Mugwump wrote:
He'll always be the best we've got if we don't play anyone other than him in the position. The winners of SL are crowned such at Old Trafford. One match. But the competition goes from week one to the GF. We conceptualize OT as something individual but the truth is the entire game is the grand final split into segments with the last one being the final five minutes or so of an array of game segments.
You claim he wasn't the worst offender. I agree. But he WAS the man who blew the match . Again.
If we had a player who cost us the match in the last five minutes of every game we played we'd sack him (I hope). Meli is doing precisely the same but over a longer period. Any other sport would laugh at this farce. Are we really suggesting our game is so shot to pieces we can't find a suitable replacement for an unprecedented walking calamity?
Wow - Philosophical Quasi-Existentialism in an RL discussion thread - who'dve thewt it?
And unfortunately we are
very much suggesting that there is no suitable replacement - certainly not one that offers any cutting edge at all (in a backline otherwise lacking in it severely). The stand-in centres almost every team in the entire league have to play with is conculsive and irrefutable proof of this fact.
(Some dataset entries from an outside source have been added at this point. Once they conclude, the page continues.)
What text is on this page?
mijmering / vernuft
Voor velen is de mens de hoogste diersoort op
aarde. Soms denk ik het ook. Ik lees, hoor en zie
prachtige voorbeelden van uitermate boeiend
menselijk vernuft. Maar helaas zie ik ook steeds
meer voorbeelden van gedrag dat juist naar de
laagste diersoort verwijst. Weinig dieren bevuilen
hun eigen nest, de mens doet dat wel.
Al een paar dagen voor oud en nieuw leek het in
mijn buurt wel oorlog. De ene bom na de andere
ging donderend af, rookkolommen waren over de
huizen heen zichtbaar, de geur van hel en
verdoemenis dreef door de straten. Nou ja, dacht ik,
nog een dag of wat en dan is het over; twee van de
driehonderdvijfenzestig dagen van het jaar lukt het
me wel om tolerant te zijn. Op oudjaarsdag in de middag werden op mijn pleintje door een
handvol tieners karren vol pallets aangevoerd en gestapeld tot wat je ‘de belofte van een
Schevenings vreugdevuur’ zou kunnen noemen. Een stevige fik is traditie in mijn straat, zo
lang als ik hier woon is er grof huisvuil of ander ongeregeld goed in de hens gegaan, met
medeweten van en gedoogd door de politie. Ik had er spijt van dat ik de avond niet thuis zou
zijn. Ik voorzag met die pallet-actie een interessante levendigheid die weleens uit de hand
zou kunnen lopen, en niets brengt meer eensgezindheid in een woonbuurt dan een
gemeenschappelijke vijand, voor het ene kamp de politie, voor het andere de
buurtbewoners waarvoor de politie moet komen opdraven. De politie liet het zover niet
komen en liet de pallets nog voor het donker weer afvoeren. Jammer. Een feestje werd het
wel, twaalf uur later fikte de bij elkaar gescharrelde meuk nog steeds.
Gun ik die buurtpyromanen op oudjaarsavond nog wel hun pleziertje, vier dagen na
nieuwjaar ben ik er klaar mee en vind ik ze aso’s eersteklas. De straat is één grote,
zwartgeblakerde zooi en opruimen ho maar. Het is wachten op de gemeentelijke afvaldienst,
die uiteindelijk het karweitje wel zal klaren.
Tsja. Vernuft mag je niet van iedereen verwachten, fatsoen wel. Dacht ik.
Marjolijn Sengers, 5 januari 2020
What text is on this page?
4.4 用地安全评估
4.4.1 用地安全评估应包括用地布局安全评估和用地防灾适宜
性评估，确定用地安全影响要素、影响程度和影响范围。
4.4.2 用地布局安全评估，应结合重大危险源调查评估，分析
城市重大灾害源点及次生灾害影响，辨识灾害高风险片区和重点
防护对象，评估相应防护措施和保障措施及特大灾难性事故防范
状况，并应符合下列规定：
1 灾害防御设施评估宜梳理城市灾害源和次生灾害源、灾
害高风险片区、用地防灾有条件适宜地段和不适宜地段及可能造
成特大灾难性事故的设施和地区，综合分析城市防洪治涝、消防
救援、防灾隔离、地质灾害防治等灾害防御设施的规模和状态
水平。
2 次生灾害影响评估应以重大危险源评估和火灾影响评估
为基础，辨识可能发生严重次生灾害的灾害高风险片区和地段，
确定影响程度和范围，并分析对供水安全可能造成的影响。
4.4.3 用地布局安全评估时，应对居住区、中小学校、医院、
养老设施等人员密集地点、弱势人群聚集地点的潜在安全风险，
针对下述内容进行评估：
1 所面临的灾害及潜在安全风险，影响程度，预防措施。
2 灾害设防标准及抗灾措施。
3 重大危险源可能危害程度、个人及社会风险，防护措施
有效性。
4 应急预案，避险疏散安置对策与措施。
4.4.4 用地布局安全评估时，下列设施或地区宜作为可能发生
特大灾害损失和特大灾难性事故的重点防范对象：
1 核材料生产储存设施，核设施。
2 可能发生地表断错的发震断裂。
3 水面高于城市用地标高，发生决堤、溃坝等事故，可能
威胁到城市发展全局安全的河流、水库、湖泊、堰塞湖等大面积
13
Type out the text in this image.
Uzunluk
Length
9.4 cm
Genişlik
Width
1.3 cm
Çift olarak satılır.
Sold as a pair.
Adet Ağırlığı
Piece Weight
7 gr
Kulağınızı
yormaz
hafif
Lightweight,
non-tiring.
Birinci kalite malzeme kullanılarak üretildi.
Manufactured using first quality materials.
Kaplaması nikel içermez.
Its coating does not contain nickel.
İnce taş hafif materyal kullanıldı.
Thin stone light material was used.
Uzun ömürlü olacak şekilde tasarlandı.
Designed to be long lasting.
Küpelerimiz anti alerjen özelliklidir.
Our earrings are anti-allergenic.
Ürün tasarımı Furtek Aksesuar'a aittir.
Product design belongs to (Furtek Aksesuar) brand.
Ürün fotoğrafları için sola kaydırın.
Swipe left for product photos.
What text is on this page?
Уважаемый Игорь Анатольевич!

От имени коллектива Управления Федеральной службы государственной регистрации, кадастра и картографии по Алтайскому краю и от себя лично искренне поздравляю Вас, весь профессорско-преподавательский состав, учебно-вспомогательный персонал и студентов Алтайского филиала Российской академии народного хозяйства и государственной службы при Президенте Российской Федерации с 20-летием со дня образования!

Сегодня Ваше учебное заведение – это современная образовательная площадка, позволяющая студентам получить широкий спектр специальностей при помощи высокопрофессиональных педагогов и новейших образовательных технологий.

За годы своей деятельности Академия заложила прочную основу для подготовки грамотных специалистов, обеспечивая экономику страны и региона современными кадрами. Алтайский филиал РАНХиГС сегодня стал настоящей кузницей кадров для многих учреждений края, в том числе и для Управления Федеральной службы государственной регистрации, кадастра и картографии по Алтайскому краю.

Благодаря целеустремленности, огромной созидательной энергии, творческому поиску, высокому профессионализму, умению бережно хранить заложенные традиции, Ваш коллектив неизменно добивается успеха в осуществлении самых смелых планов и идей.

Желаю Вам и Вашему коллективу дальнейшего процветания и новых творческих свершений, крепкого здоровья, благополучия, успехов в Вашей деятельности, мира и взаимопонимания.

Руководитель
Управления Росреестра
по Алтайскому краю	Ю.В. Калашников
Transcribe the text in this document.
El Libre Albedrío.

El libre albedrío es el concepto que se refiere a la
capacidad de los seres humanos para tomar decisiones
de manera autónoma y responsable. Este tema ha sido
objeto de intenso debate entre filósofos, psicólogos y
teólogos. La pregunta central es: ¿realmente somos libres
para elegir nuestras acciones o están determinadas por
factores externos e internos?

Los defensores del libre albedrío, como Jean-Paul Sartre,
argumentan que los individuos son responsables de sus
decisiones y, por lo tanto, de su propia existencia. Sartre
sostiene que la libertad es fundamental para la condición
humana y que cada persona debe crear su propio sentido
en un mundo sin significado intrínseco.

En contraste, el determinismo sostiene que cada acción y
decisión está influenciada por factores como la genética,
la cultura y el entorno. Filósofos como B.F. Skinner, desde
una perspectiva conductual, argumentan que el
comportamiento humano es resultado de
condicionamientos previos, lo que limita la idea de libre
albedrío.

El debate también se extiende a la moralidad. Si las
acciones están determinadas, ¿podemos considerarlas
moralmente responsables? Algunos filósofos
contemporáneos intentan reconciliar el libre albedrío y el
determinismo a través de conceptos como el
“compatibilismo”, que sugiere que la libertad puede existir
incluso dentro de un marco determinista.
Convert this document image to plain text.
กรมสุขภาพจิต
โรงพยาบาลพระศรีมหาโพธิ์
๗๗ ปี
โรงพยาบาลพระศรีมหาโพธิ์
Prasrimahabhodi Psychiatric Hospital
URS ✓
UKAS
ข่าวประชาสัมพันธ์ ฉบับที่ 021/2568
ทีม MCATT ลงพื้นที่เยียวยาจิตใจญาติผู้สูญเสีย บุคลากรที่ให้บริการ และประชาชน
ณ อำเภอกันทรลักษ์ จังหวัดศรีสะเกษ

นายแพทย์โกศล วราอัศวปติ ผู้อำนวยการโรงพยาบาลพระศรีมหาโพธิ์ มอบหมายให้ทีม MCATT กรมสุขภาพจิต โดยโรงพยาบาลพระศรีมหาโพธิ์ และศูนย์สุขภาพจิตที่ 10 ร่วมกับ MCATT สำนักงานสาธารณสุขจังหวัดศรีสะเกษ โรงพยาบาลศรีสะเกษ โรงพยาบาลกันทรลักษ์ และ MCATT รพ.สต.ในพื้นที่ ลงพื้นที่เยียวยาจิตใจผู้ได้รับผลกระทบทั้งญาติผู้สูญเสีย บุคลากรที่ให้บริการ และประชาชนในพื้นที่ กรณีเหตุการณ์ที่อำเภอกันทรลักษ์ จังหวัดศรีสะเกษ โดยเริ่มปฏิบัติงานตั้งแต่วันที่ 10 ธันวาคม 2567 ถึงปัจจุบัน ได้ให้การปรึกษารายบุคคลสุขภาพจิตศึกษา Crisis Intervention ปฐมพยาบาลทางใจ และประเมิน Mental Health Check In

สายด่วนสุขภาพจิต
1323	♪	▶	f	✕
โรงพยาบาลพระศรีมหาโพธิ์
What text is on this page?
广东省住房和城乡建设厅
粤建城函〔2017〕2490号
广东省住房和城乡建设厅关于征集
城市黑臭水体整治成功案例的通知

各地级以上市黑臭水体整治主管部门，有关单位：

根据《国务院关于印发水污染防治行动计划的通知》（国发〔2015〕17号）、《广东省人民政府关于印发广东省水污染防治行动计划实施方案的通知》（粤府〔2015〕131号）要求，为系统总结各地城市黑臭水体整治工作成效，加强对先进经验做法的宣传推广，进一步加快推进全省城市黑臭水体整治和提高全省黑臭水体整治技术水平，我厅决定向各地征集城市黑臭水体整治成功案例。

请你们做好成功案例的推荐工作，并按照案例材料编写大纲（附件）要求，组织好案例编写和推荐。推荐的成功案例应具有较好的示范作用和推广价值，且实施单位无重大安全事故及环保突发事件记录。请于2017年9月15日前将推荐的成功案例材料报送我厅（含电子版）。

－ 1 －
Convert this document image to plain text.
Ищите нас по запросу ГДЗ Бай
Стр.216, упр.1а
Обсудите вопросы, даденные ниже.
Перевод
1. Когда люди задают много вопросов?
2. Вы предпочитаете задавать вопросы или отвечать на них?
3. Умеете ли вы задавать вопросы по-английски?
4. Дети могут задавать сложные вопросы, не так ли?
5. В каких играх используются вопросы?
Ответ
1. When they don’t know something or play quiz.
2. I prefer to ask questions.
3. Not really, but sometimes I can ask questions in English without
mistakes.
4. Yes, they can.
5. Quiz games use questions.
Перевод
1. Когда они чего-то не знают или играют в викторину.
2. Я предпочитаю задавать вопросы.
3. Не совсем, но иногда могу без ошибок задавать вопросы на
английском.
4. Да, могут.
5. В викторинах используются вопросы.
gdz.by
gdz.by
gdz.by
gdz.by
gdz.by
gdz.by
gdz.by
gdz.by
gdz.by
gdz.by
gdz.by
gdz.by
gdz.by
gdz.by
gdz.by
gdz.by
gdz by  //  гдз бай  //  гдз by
And do you really think it would have been a good move this season (or next) to play with only Wellens (who you presumably want rid of and replaced with the likes of Ashe asap now) and Shenton in the entire backline with any level of experience or proven game-winning ability at all as would have been the case if we'd released Meli and played the likes of Armstrong there instead? The reason that the likes of Makinson, Foster, Lomax, Gaskell have improved and developed so well and so quickly is that they have had plenty of opportunity to play alongside the likes of seasoned old 'uns like Wellens, Gardner, Meli etc. With your philosophy of trying out random kids to see if any stick instead of Meli, we'd have had hardly any players over the age of 21 in the backs this season at all and they'd have been serially slaughtered every week, killing their collective careers in no time and leaving us struggling even to make the playoffs. Experience in the side is crucial, and the state of the market means that only mediocre experience is readily available. C'est la vie.